The Church in Wales, as lockdown restrictions ease, is not closing, but perhaps it is not yet as confident as it might be. It has too many buildings, or perhaps it has too many buildings in the wrong place, at least for the old way of doing church within a static community. Buildings can now be surrounded by fields and livestock rather than by people. Rees is correct, I think, to argue that the closure of buildings should be taken away from the local worshipping community, but on reflection, I want to say that such communities should be part of the process. In many places, church buildings are part of the landscape pointing in one sense eloquently to years gone by when the Christian story shaped the contours of Wales. they are loved as places of pilgrimage, where people come to remember their loved ones, but their reason for being is forgotten, thus Rees is ‘spot-on’ to suggest that Anglican Christians in Wales no longer are familiar with the overarching story of the Bible. This is a failure of those of us who serve in ministry, as well as those who have ministered before us. How many clergy confidently share the gospel.

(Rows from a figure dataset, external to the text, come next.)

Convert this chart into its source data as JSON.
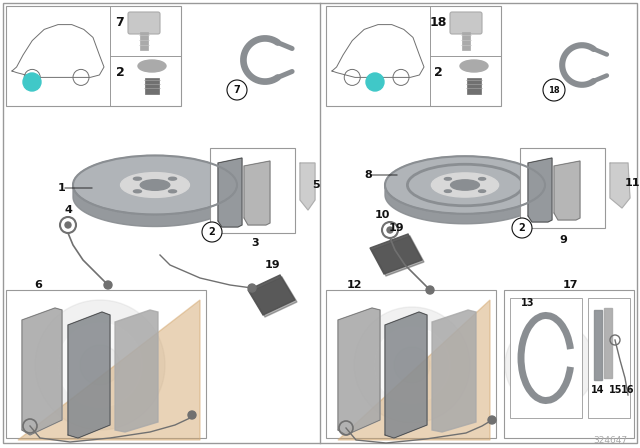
{
  "diagram_id": "324647",
  "bg_color": "#f5f5f5",
  "white": "#ffffff",
  "border_color": "#999999",
  "teal_color": "#40c8c8",
  "text_color": "#111111",
  "light_gray": "#c8c8c8",
  "mid_gray": "#aaaaaa",
  "dark_gray": "#707070",
  "very_dark": "#404040",
  "orange_tan": "#d4a870",
  "disc_color": "#b0b4b8",
  "disc_dark": "#8a8e92",
  "disc_light": "#d8d8d8"
}
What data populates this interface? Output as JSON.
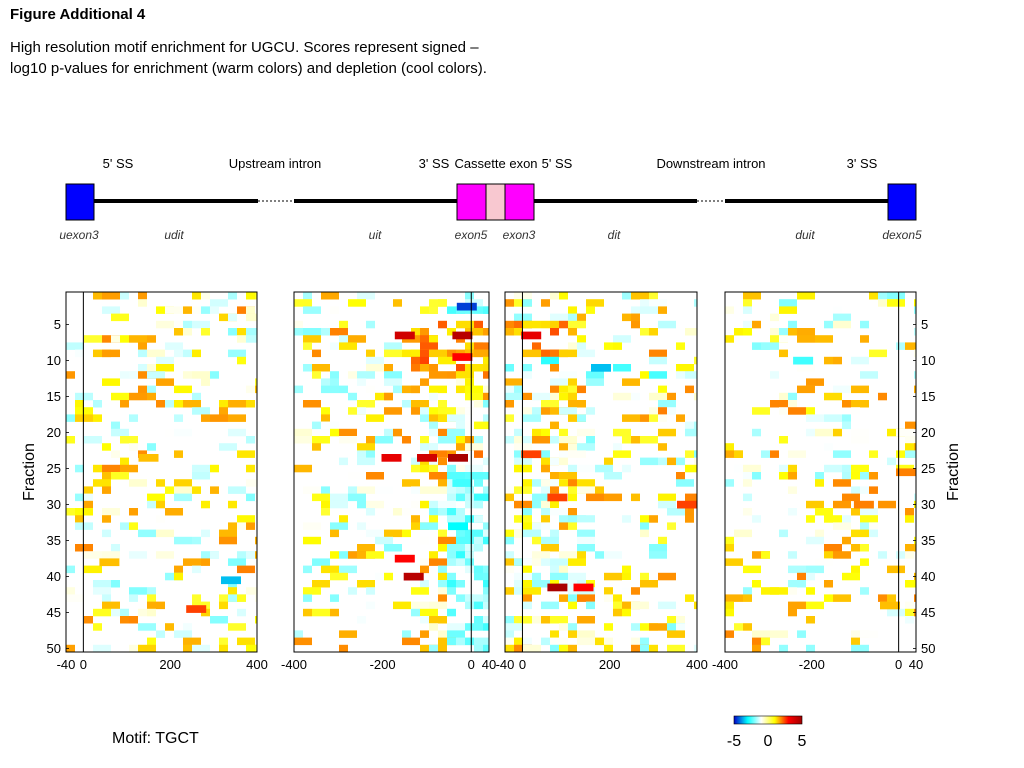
{
  "figure": {
    "title": "Figure Additional 4",
    "caption": "High resolution motif enrichment for UGCU. Scores represent signed –log10 p-values for enrichment (warm colors) and depletion (cool colors).",
    "motif_label": "Motif: TGCT"
  },
  "gene_model": {
    "top_labels": [
      "5' SS",
      "Upstream intron",
      "3' SS",
      "Cassette exon",
      "5' SS",
      "Downstream intron",
      "3' SS"
    ],
    "region_labels": [
      "uexon3",
      "udit",
      "uit",
      "exon5",
      "exon3",
      "dit",
      "duit",
      "dexon5"
    ],
    "colors": {
      "constitutive_exon": "#0000ff",
      "cassette_exon": "#ff00ff",
      "cassette_core": "#f8c8d0",
      "intron": "#000000"
    }
  },
  "chart_data": [
    {
      "type": "heatmap",
      "panel": "upstream-exon-and-intron",
      "ylabel": "Fraction",
      "xlim": [
        -40,
        400
      ],
      "x_ticks": [
        "-40",
        "0",
        "200",
        "400"
      ],
      "y_ticks": [
        "5",
        "10",
        "15",
        "20",
        "25",
        "30",
        "35",
        "40",
        "45",
        "50"
      ],
      "ylim": [
        1,
        50
      ],
      "boundary_x": 0,
      "hot_cells": [
        {
          "x": 340,
          "y": 40.5,
          "v": -3.5
        },
        {
          "x": 260,
          "y": 44.5,
          "v": 2.5
        },
        {
          "x": 150,
          "y": 23.5,
          "v": 1.5
        },
        {
          "x": 60,
          "y": 38,
          "v": 1.5
        }
      ],
      "background": "sparse low-magnitude enrichment/depletion"
    },
    {
      "type": "heatmap",
      "panel": "intron-upstream-of-cassette-exon",
      "xlim": [
        -400,
        40
      ],
      "x_ticks": [
        "-400",
        "-200",
        "0",
        "40"
      ],
      "y_ticks": [
        "5",
        "10",
        "15",
        "20",
        "25",
        "30",
        "35",
        "40",
        "45",
        "50"
      ],
      "ylim": [
        1,
        50
      ],
      "boundary_x": 0,
      "hot_cells": [
        {
          "x": -30,
          "y": 23.5,
          "v": 4.8
        },
        {
          "x": -100,
          "y": 23.5,
          "v": 4
        },
        {
          "x": -180,
          "y": 23.5,
          "v": 3.5
        },
        {
          "x": -20,
          "y": 6.5,
          "v": 4.5
        },
        {
          "x": -150,
          "y": 6.5,
          "v": 4
        },
        {
          "x": -20,
          "y": 9.5,
          "v": 3
        },
        {
          "x": -130,
          "y": 40,
          "v": 4.5
        },
        {
          "x": -150,
          "y": 37.5,
          "v": 3
        },
        {
          "x": -10,
          "y": 2.5,
          "v": -4.5
        },
        {
          "x": -30,
          "y": 33,
          "v": -3
        },
        {
          "x": -20,
          "y": 27,
          "v": -2.5
        }
      ],
      "background": "strong enrichment near 3' splice site (fractions 5-12 and 23-24), depletion columns near 0"
    },
    {
      "type": "heatmap",
      "panel": "intron-downstream-of-cassette-exon",
      "xlim": [
        -40,
        400
      ],
      "x_ticks": [
        "-40",
        "0",
        "200",
        "400"
      ],
      "y_ticks": [
        "5",
        "10",
        "15",
        "20",
        "25",
        "30",
        "35",
        "40",
        "45",
        "50"
      ],
      "ylim": [
        1,
        50
      ],
      "boundary_x": 0,
      "hot_cells": [
        {
          "x": 80,
          "y": 41.5,
          "v": 4.8
        },
        {
          "x": 140,
          "y": 41.5,
          "v": 3
        },
        {
          "x": 20,
          "y": 6.5,
          "v": 3.5
        },
        {
          "x": 180,
          "y": 11,
          "v": -3.5
        },
        {
          "x": 400,
          "y": 30,
          "v": 2.5
        },
        {
          "x": 80,
          "y": 29,
          "v": 2.5
        },
        {
          "x": 20,
          "y": 23,
          "v": 2.5
        }
      ],
      "background": "enrichment near 5' splice site (fractions 5-10), depletion rows 10-12"
    },
    {
      "type": "heatmap",
      "panel": "downstream-intron-and-exon",
      "ylabel": "Fraction",
      "xlim": [
        -400,
        40
      ],
      "x_ticks": [
        "-400",
        "-200",
        "0",
        "40"
      ],
      "y_ticks": [
        "5",
        "10",
        "15",
        "20",
        "25",
        "30",
        "35",
        "40",
        "45",
        "50"
      ],
      "ylim": [
        1,
        50
      ],
      "boundary_x": 0,
      "hot_cells": [
        {
          "x": 20,
          "y": 25.5,
          "v": 2
        },
        {
          "x": -80,
          "y": 30,
          "v": 2
        },
        {
          "x": -220,
          "y": 10,
          "v": -2.5
        },
        {
          "x": -20,
          "y": 44,
          "v": 1.5
        }
      ],
      "background": "sparse low-magnitude enrichment/depletion"
    }
  ],
  "colorbar": {
    "ticks": [
      "-5",
      "0",
      "5"
    ],
    "vmin": -5,
    "vmax": 5,
    "stops": [
      "#0000c8",
      "#00ffff",
      "#ffffff",
      "#ffff00",
      "#ff0000",
      "#a00000"
    ]
  }
}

Ian Rees’ book though is a hopeful one. He holds out the possibility that the Welsh Anglican Church has a future. It does if it embraces change and is willing to re-embrace the mission that God has given to it, which is to proclaim the gospel of Jesus afresh in every generation.
Church confident and closing deserves careful reading, and I will be re-read, dialogue, challenge and be challenged by its contents in the months that lie ahead.